Aqui há dias escreveu-se que o Nottingham o poderia escolher para o lugar de Nuno. Não acho que este mereça ser despedido, porém dei comigo a pensar: treinar o clube de Brian Clough, football bloody hell, que maravilhoso destino! Pagaria para ver. Aliás, não pagamos todos? E depois fecham um dos canais para nos extorquirem mais dinheiro. Ah, já divago!
O inglês também tinha o seu Rui Faria (algo que o português já não tem). Chamava-se Peter Taylor. Era braço direito, conselheiro e tantas coisas mais. O perfil ponderado e analítico do antigo guarda-redes complementava o permanente estado febril de Brian, um avançado que acabara a carreira de forma prematura e seu antigo colega de balneário no Middlesbrough. Enquanto o boss motivava, criticava ou elogiava os jogadores, e usava também os media em seu proveito, distribuindo mensagens para dentro e para fora, o outro, na sombra, ultrapassava o papel clássico do contraponto emocional. Era um ótimo detetor de talento e responsável pelos treinos.
Clough, esse, era um Mourinho antecipado.

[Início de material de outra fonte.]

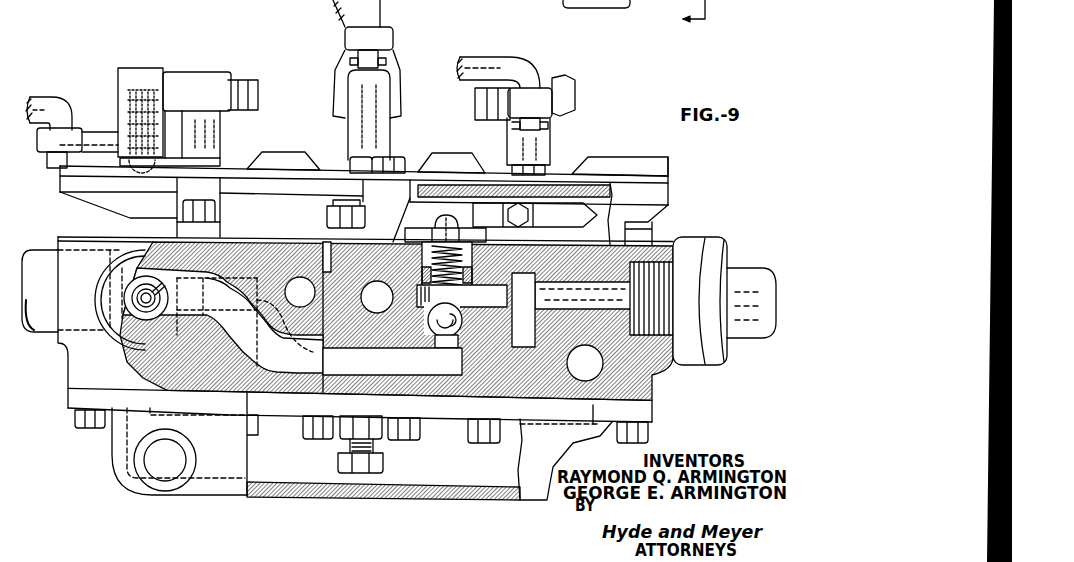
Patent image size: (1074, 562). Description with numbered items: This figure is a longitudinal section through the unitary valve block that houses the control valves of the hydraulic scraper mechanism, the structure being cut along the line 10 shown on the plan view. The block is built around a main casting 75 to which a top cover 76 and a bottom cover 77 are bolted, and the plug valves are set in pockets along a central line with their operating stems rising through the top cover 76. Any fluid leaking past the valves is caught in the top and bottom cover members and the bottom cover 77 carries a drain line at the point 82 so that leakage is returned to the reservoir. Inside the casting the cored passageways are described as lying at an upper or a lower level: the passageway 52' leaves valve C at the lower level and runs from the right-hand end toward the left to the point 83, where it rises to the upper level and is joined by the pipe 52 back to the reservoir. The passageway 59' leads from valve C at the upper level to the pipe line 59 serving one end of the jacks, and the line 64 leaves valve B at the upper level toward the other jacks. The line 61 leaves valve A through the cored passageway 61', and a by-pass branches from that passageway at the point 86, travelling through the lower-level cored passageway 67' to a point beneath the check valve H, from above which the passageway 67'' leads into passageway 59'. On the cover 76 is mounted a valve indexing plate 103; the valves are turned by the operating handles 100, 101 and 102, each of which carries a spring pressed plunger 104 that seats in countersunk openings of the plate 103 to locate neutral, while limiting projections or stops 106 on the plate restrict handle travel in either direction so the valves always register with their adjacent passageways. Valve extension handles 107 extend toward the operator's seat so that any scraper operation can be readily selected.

The line 10—10 of Fig. 8 10 is at (634, 14).
The pipe 52 is at (70, 308).
The passageway 52' is at (365, 320).
The pipe line 59 is at (703, 301).
The passageway 59' is at (583, 295).
The pipe line 61 is at (209, 310).
The cored passageway 61' is at (300, 292).
The line 64 is at (423, 264).
The cored passageway 67' is at (392, 361).
The passageway 67'' is at (462, 296).
The main casting 75 is at (652, 392).
The top cover 76 is at (137, 226).
The bottom cover 77 is at (482, 499).
The drain line point 82 is at (167, 480).
The point 83 is at (232, 338).
The point 86 is at (258, 340).
The operating handle 100 is at (95, 130).
The operating handle 101 is at (385, 38).
The operating handle 102 is at (540, 102).
The valve indexing plate 103 is at (658, 181).
The spring pressed plunger 104 is at (148, 162).
The limiting projections or stops 106 is at (287, 162).
The valve extension handles 107 is at (45, 100).
The check valve H is at (459, 323).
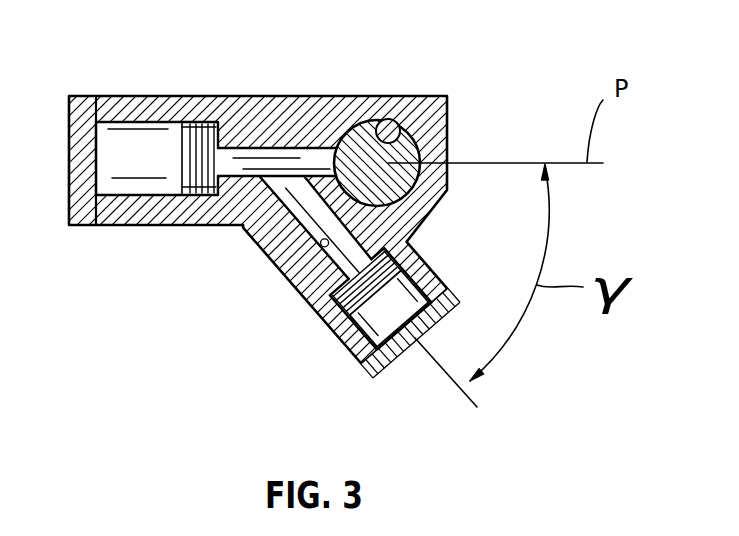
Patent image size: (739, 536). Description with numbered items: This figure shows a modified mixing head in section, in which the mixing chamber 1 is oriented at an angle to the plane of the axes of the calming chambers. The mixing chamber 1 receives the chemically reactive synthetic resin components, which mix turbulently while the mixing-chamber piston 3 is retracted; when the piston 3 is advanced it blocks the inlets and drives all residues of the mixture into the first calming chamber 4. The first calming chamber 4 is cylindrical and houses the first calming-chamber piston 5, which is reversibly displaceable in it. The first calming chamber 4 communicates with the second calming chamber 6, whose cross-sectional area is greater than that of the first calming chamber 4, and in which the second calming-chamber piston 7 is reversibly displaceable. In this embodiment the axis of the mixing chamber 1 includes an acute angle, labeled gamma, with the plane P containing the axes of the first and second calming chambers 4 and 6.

The mixing chamber 1 is at (294, 287).
The mixing-chamber piston 3 is at (261, 247).
The first calming chamber 4 is at (307, 149).
The first calming-chamber piston 5 is at (240, 149).
The second calming chamber 6 is at (373, 120).
The second calming-chamber piston 7 is at (401, 131).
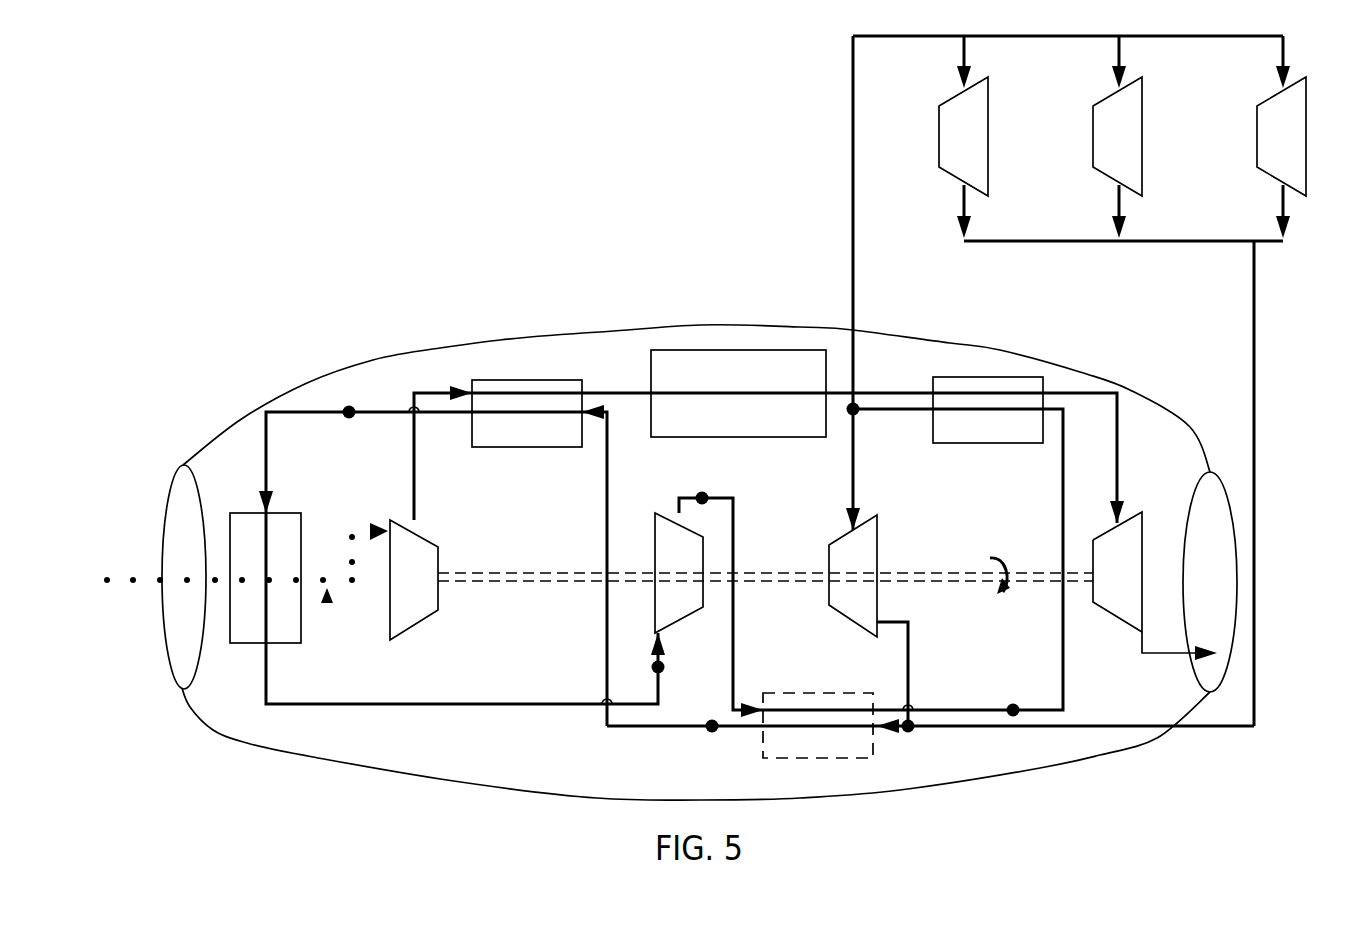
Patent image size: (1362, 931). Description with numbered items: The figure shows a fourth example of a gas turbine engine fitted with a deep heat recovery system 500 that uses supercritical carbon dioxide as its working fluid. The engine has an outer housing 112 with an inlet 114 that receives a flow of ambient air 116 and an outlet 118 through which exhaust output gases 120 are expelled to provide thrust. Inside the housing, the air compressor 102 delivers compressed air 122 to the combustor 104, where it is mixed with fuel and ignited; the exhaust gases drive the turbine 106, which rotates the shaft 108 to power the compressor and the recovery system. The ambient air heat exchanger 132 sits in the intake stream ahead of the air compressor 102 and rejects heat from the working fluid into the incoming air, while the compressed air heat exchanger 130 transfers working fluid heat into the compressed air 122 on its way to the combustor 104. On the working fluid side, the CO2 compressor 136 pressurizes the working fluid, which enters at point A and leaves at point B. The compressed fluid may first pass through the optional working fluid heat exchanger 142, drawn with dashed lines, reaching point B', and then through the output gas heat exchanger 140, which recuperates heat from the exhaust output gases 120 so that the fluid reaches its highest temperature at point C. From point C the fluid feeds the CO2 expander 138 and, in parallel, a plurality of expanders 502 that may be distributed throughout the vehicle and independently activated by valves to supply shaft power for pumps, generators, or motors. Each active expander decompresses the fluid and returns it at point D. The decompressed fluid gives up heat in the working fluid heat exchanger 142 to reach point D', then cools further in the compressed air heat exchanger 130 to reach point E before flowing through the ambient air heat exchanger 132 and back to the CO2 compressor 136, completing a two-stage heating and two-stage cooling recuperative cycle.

The deep heat recovery system 500 is at (262, 112).
The expanders 502 is at (949, 93).
The air compressor 102 is at (413, 628).
The combustor 104 is at (738, 350).
The turbine 106 is at (1142, 512).
The shaft 108 is at (548, 582).
The outer housing 112 is at (477, 797).
The inlet 114 is at (178, 521).
The ambient air 116 is at (330, 604).
The outlet 118 is at (1227, 581).
The exhaust output gases 120 is at (1090, 395).
The compressed air 122 is at (436, 392).
The compressed air heat exchanger 130 is at (527, 380).
The ambient air heat exchanger 132 is at (247, 645).
The CO2 compressor 136 is at (655, 605).
The CO2 expander 138 is at (838, 535).
The output gas heat exchanger 140 is at (988, 377).
The working fluid heat exchanger 142 is at (820, 693).
The point A is at (668, 668).
The point B is at (845, 563).
The point B' is at (1030, 690).
The point C is at (858, 415).
The point D is at (930, 694).
The point D' is at (701, 750).
The point E is at (349, 403).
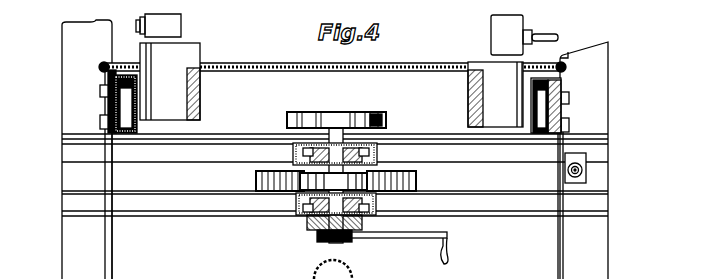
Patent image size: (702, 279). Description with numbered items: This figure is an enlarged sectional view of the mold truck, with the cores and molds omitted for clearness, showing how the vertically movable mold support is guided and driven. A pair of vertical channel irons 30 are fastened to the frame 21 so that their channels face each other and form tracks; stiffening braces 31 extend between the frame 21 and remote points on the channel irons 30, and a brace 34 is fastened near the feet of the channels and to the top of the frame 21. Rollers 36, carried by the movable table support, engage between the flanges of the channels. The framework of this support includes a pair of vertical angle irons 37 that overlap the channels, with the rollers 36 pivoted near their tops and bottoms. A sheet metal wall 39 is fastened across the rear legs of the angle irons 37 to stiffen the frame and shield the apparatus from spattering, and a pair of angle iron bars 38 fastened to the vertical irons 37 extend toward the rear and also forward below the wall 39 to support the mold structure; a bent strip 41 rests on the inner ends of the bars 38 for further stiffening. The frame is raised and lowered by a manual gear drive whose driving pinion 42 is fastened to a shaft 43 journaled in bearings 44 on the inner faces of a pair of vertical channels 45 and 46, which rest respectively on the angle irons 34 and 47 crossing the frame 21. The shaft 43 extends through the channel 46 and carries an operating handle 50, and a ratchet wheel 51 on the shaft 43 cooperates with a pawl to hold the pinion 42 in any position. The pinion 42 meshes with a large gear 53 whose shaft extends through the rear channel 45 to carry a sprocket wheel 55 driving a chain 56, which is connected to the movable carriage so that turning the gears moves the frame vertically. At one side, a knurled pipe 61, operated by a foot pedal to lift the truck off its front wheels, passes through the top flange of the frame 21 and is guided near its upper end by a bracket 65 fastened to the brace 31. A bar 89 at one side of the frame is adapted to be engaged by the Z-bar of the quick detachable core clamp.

The frame 21 is at (62, 94).
The vertical channel iron 30 is at (108, 73).
The stiffening brace 31 is at (103, 257).
The brace 34 is at (216, 134).
The roller 36 is at (104, 138).
The vertical angle iron 37 is at (143, 100).
The bar 38 is at (183, 33).
The sheet metal wall 39 is at (210, 63).
The bent strip 41 is at (200, 100).
The driving pinion 42 is at (296, 178).
The shaft 43 is at (375, 199).
The bearing 44 is at (377, 155).
The vertical channel 45 is at (296, 156).
The vertical channel 46 is at (296, 200).
The angle iron 47 is at (152, 208).
The operating handle 50 is at (396, 239).
The ratchet wheel 51 is at (448, 236).
The large gear 53 is at (256, 196).
The sprocket wheel 55 is at (372, 122).
The chain 56 is at (290, 118).
The pipe 61 is at (583, 172).
The bracket 65 is at (586, 185).
The bar 89 is at (140, 28).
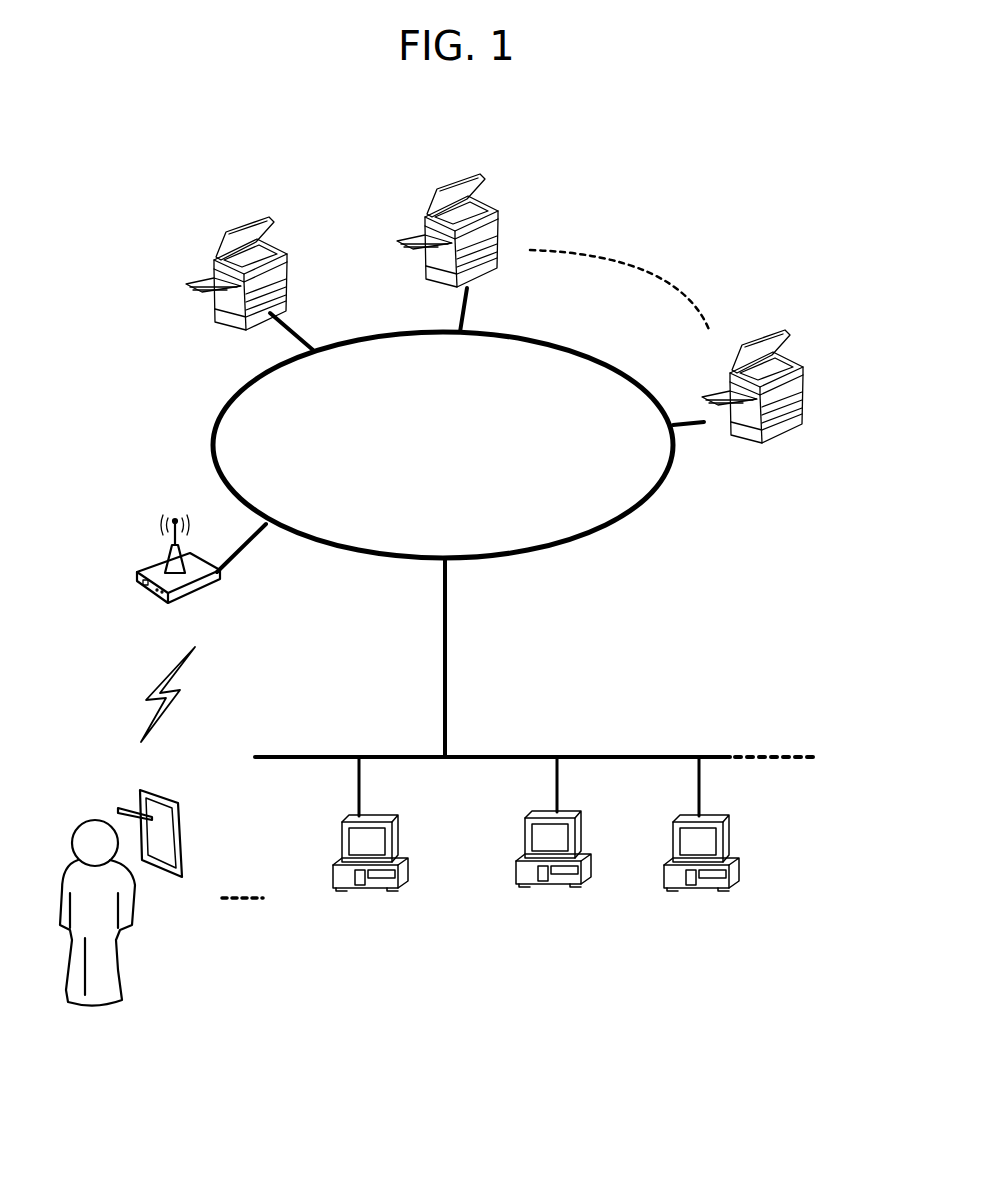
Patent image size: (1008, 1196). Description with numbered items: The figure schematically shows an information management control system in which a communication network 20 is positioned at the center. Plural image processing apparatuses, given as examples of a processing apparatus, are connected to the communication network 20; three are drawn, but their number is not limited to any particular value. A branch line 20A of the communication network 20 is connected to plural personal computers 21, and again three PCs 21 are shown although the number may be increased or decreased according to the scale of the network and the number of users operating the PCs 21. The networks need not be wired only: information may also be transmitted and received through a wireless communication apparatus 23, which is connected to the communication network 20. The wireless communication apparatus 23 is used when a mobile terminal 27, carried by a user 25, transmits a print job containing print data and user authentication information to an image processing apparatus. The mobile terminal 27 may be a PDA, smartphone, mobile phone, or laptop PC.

The communication network 20 is at (413, 558).
The branch line 20A is at (328, 757).
The personal computer 21 is at (402, 841).
The wireless communication apparatus 23 is at (205, 556).
The user 25 is at (90, 822).
The mobile terminal 27 is at (184, 818).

Atirava tiradas inesquecíveis, carregadas de arrogância. «Se tenho uma divergência com um jogador, discutimos durante 20 minutos e, depois, concluímos ambos que eu tinha razão», disse uma vez. Noutra, foi mais longe: «Não direi que fui o melhor treinador de todos, mas estava seguramente no top-1.» E conseguia sempre provocar um pouco mais: «Dizem que Roma não foi feita num dia, mas também não me escolheram para esse trabalho.»
Juntos, Taylor e Clough foram incríveis. Ganharam dois títulos de campeão europeu e um inglês, e fizeram as suas equipas lutar bem acima do seu real valor. Depois de se chatearem, por culpa de autobiografia publicada pelo técnico principal que o adjunto desconhecia, nunca mais atingiram o mesmo nível de sucesso. É, por isso, impossível não ver num deles Rui Faria e no outro o Special One. Mourinho no Forest seria a história a repetir-se sem pudor, tantos anos depois.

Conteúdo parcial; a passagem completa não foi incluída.